Over the years, Jim “nudged” me into any number of “jobs,” including being on the Denver Gem and Mineral Show's judging committee that he chaired for years and groomed me to take over in the early 2000s. A true teacher, he encouraged me to exhibit competitively in order to validate my role as a judge and to understand the challenges competitors face. Jim will be remembered as a key component in helping to grow the Denver Show.

Jim kept current with many aspects of the sciences through memberships in the American Physical Society, the American Vacuum Society, the Electronics Representatives Association, the American Association for the Advancement of Science, the Mineralogical Society of England, the Russell Society of London, the Colorado Mineral Society, the Littleton Gem and Mineral Club, the Tucson Gem and Mineral Society, the Friends of Mineralogy, the International Mineralogical Association, and the Society of Mineral Museum Professionals.

That would seem more than enough to keep a guy busy, but not Jim. He also had a lifelong interest in traditional and mainstream jazz and played the clarinet and bass clarinet. He played with the Veterans of Foreign Wars Marching Band, the North Jefferson County Recreation District Concert Band, and the Boulder Jazz Club, plus he occasionally sat in with Your Father's Mustache Band. One of his personal jazz highlights was being invited to play at the Sacramento Jazz Festival. He was an enthusiastic supporter of the Denver Jazz Club Youth All Stars Band.

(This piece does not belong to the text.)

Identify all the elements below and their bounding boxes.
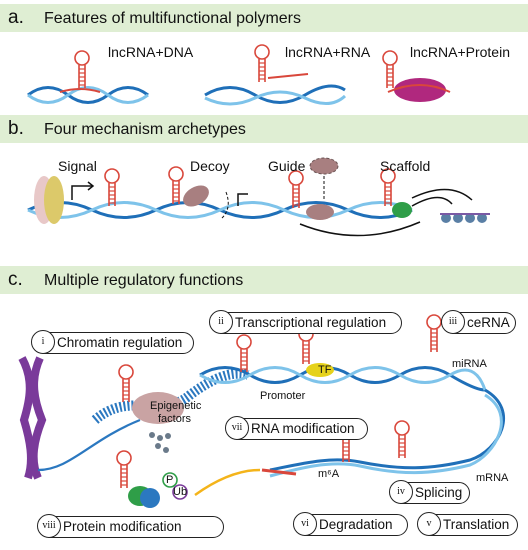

As I was writing this tribute, I realized I could go on and on about his accomplishments, his stories, the fun we had taking museum exhibits to various shows; attending the Tucson Gem and Mineral Show, the Baltimore Micromount Symposium, the New Mexico Mineral Symposium; and helping to sponsor Friends of Mineralogy Symposia on Denver Show themes. To know Jim was to be gifted with much to do and plenty to learn—all of it fun.

I heard from many of his friends about how they will miss him. As for me, I will think of him every time I see a bow tie, step foot in the museum, or marvel at the beauty of a mineral speck under a microscope.


Jim's daughter Susan Bucknam provided invaluable input and support in the preparation of this tribute.


Lawrence G. Havens, a retired English teacher, is an avid collector with a fondness for barite and Russian minerals.